The end of the New York Knicks' winning streak was inevitable. No team, not even a historically great team which the Knicks are decidedly not, is going to win indefinitely so for those who are unable to live in the moment and simply enjoy an experience without having in the back of their minds the thought that soon this enjoyable experience will end and then thinking more about when the experience will end than the actual experience, any questions about the New York Knicks' winning streak would inevitably revolve around when it would come to a halt.
The answer was during Tuesday's contest against the Charlotte Bobcats that ended with the Knicks being on the wrong side of a 108-98 final score, when a combination of factors including that the game took place on the second night of a back-to-back slate after the Knicks had traveled from New York to Charlotte led to the Knicks tasting defeat for the first time in six contests. There is certainly no shame in losing under those unfavorable conditions, even if the Knicks contributed to their defeat by proving to be unable to stop the Bobcats from making shot after shot, so the Knicks should not spend too much mental energy regretting their play during the contest.
Despite the tiredness the Knicks were no doubt feeling, exacerbated by playing in their fourth game in six nights, they teased observers by giving off the impression, especially during the third quarter, that they just might be able to overtake and pass the Bobcats. While the Bobcats spent the first half of the contest building a nine-point lead, the Knicks were able to whittle the lead down to more manageable proportions during portions of the third and fourth quarters.
After two straight field goal makes by the Knicks, one by Carmelo Anthony and the other by Amar'e Stoudemire, on their last two possessions of the third quarter, the team was able to successfully cut the Bobcats' lead to a mere five points.
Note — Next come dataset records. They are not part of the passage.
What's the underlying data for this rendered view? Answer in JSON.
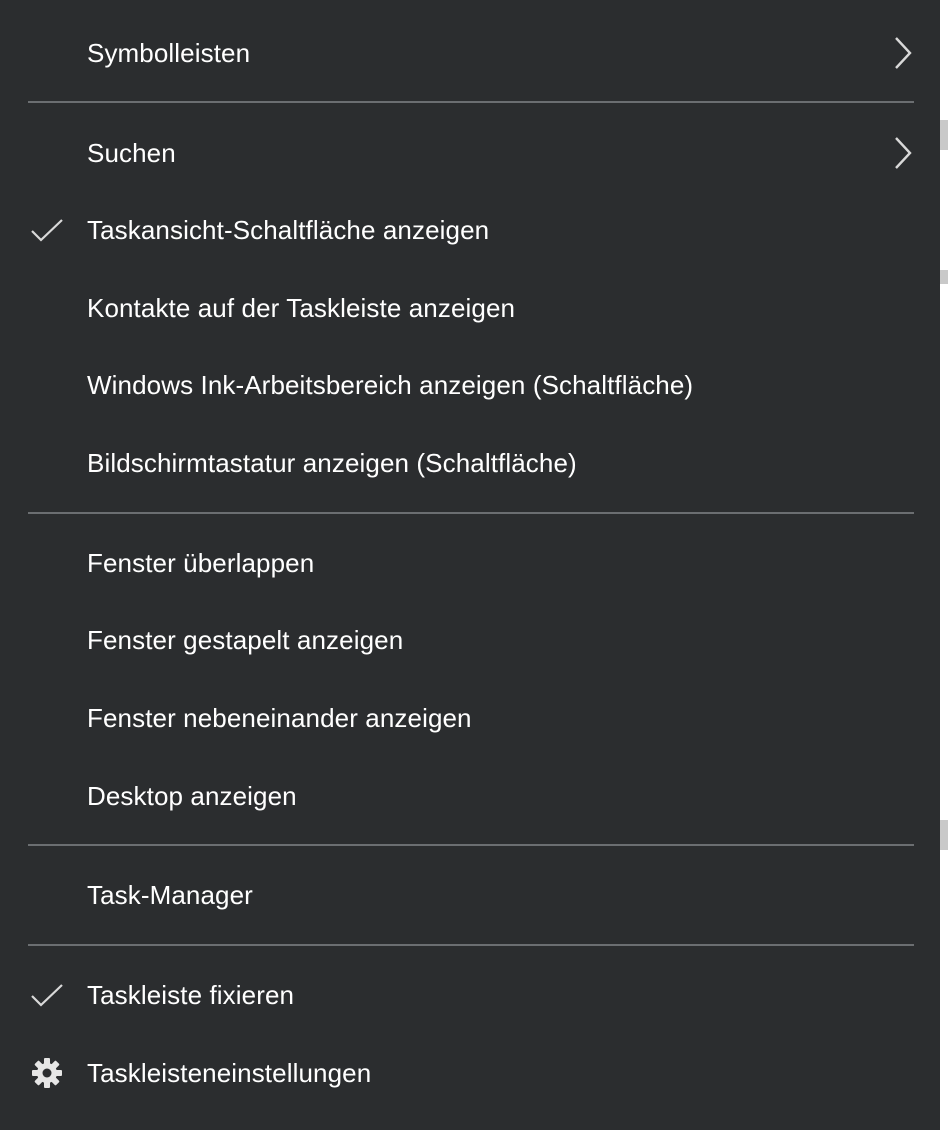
{
  "menu": {
    "items": [
      {
        "label": "Symbolleisten",
        "submenu": true
      },
      {
        "label": "Suchen",
        "submenu": true
      },
      {
        "label": "Taskansicht-Schaltfläche anzeigen",
        "checked": true
      },
      {
        "label": "Kontakte auf der Taskleiste anzeigen"
      },
      {
        "label": "Windows Ink-Arbeitsbereich anzeigen (Schaltfläche)"
      },
      {
        "label": "Bildschirmtastatur anzeigen (Schaltfläche)"
      },
      {
        "label": "Fenster überlappen"
      },
      {
        "label": "Fenster gestapelt anzeigen"
      },
      {
        "label": "Fenster nebeneinander anzeigen"
      },
      {
        "label": "Desktop anzeigen"
      },
      {
        "label": "Task-Manager"
      },
      {
        "label": "Taskleiste fixieren",
        "checked": true
      },
      {
        "label": "Taskleisteneinstellungen",
        "icon": "gear-icon"
      }
    ]
  },
  "colors": {
    "menu_background": "#2b2d2f",
    "separator": "#6b6e71",
    "text": "#ffffff",
    "glyph": "#d9d9d9"
  }
}
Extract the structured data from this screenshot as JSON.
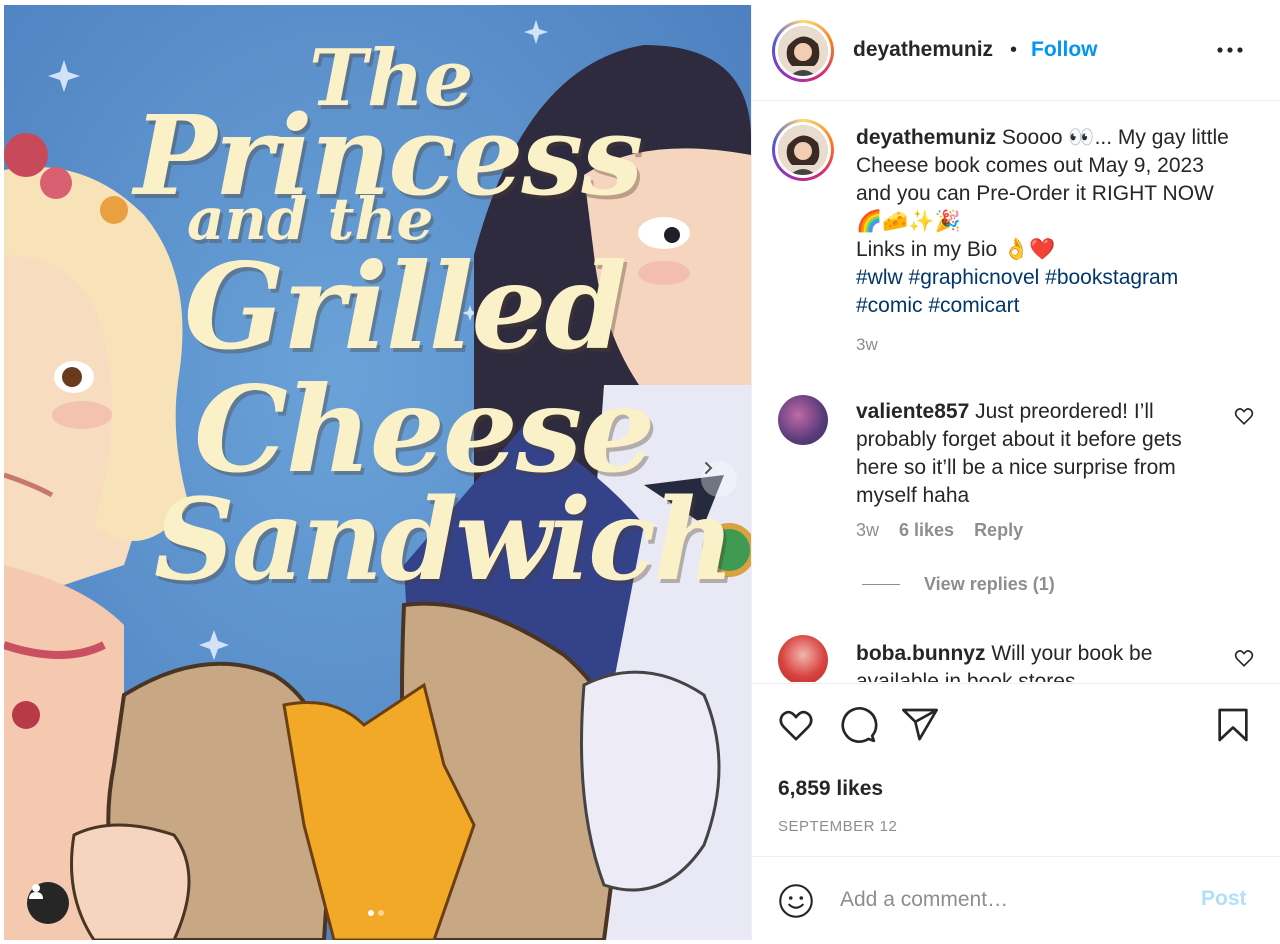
{
  "colors": {
    "accent": "#0095f6",
    "post_disabled": "#b2dffc",
    "hashtag": "#00376b",
    "secondary_text": "#8e8e8e"
  },
  "media": {
    "cover_title_lines": [
      "The",
      "Princess",
      "and the",
      "Grilled",
      "Cheese",
      "Sandwich"
    ],
    "icons": [
      "chevron-right-icon",
      "user-tag-icon"
    ]
  },
  "header": {
    "username": "deyathemuniz",
    "separator": "•",
    "follow_label": "Follow",
    "more_icon": "more-horizontal-icon"
  },
  "caption": {
    "username": "deyathemuniz",
    "line1": "Soooo 👀... My gay little Cheese book comes out May 9, 2023 and you can Pre-Order it RIGHT NOW 🌈🧀✨🎉",
    "line2": "Links in my Bio 👌❤️",
    "hashtags": [
      "#wlw",
      "#graphicnovel",
      "#bookstagram",
      "#comic",
      "#comicart"
    ],
    "time": "3w"
  },
  "comments": [
    {
      "username": "valiente857",
      "text": "Just preordered! I’ll probably forget about it before gets here so it’ll be a nice surprise from myself haha",
      "time": "3w",
      "likes": "6 likes",
      "reply_label": "Reply",
      "view_replies": "View replies (1)"
    },
    {
      "username": "boba.bunnyz",
      "text": "Will your book be available in book stores"
    }
  ],
  "actions": {
    "icons": [
      "heart-icon",
      "comment-icon",
      "share-icon",
      "bookmark-icon"
    ],
    "likes": "6,859 likes",
    "date": "SEPTEMBER 12"
  },
  "add_comment": {
    "placeholder": "Add a comment…",
    "post_label": "Post",
    "emoji_icon": "emoji-icon"
  }
}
With a full quarter to go, it was not beyond the realm of possibility that the Knicks would be able to erase enough of the Bobcats' lead to complete their comeback attempt.
However, possibility ran into reality in the fourth quarter as following Stoudemire's shot, the Knicks were only able to keep the score within five points for 53 seconds of game time, coming as close as four minutes for a total of 15 seconds in the fourth quarter. After that point, the Knicks found it beyond their capabilities to keep the Bobcats from basically scoring at will.
All told, the Bobcats scored 30 points in the fourth quarter, their highest-scoring quarter of the game, as they made nine of their 16 field goal attempts, which included going three of five from three-point range, and converting on nine of their 11 free throw attempts.
The offensive efficiency the Bobcats displayed in the fourth quarter was a fitting end to the game since the Knicks had struggled to contain the Bobcats on offense throughout the contest. By being unable to clamp down on the Bobcats, the Knicks allowed their opponent to post an outstanding 60.3 true shooting percentage and score 120.4 points per 100 possessions, some of the best offensive numbers one is likely to see this year from the Bobcats who, overall, field one of the worst offenses in the NBA this season.
Based on the way they have been playing recently, one can safely predict that the Knicks will be able to recover quickly from this loss and avoid having one defeat turn into a string of them. Even an improved team will have off nights, and for the Knicks, that off night took place in understandable conditions.